The second topic is to encourage players to defragment their proposals and create a chain of response to financial inclusion. “I know that banks, telcos and microfinance are sometimes in competition. But on the issue of financial inclusion in the rural world, for example with regard to farmers, we need to work together to solve very practical problems,” says the banker. “In remote rural areas, where there are no banks but where there are microfinances and cell phone users, partnerships can be formed with financing coming from the bank, but disbursed in microfinance agencies and on clients’ phones through microcredits. In emerging countries such as India, this exists.”

Finally, we need to have a strong and assertive bias towards financing women,” says Paul-Harry Aithnard. “This is what Ecobank is trying to do through its Ellever program, which offers not only financing, but also training and digitalization. If we can include women, we will solve more than half of the problem of financial inclusion.

Regulatory framework

The summit will also be an opportunity for financial industry players to make their voices heard on the issue of financial regulation. This is a sensitive issue in view of the criticism regularly levelled at certain international standards, which are deemed to be poorly adapted to the African context.

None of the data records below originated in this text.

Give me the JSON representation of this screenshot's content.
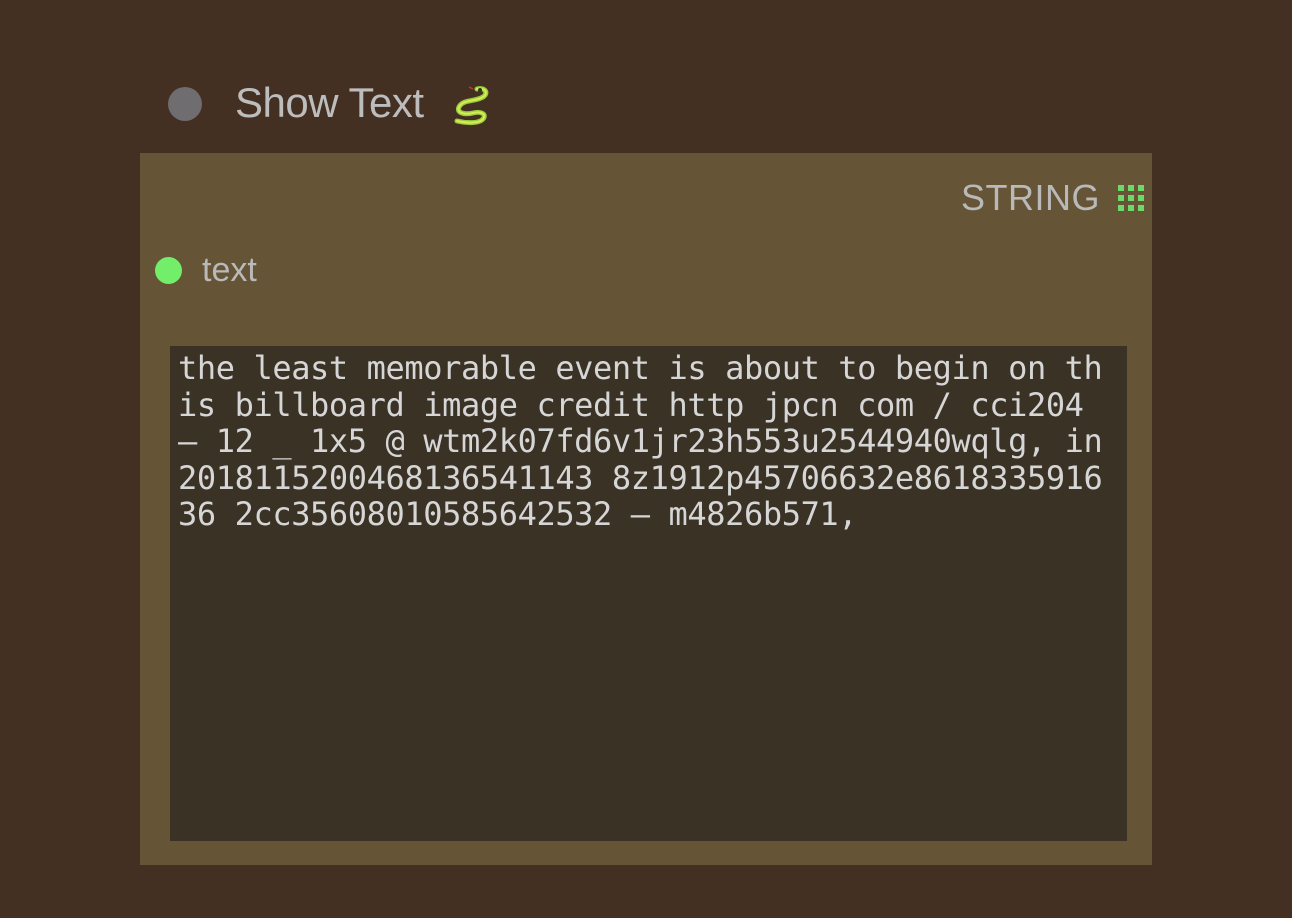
{
  "node": {
    "title": "Show Text",
    "title_icon": "snake-icon",
    "output": {
      "label": "STRING",
      "icon": "grid-icon",
      "color": "#6cd96a"
    },
    "input": {
      "label": "text",
      "color": "#72ee6a"
    },
    "text_value": "the least memorable event is about to begin on this billboard image credit http jpcn com / cci204 – 12 _ 1x5 @ wtm2k07fd6v1jr23h553u2544940wqlg, in 2018115200468136541143 8z1912p45706632e861833591636 2cc35608010585642532 – m4826b571,"
  },
  "colors": {
    "canvas": "#433022",
    "node_body": "#655536",
    "text_area": "#3b3226",
    "collapse_dot": "#6f6d6f"
  }
}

“The rules defined in the Basel agreements in particular are too restrictive,” laments Hakim Ben Hammouda, Secretary General of the Afis Supervisory Board.

For this former Tunisian Minister of Economy and Finance, it is time for the continent to emancipate itself on this point.

“The objective of these two days is to meet to structure the debate so that all Africans learn from each other. And this is all the more important in these times of crisis, when it is a question of maintaining resilient economies thanks to a banking sector freed from legislation imposed by external institutions,” the economist analyzes.

* The Africa Financial Industry Summit (AFIS) is the main platform of the African private sector,  founded by Jeune Afrique Media Group in 2021, with the support of IFC (World Bank Group), and is “younger brother” of the Africa CEO Forum.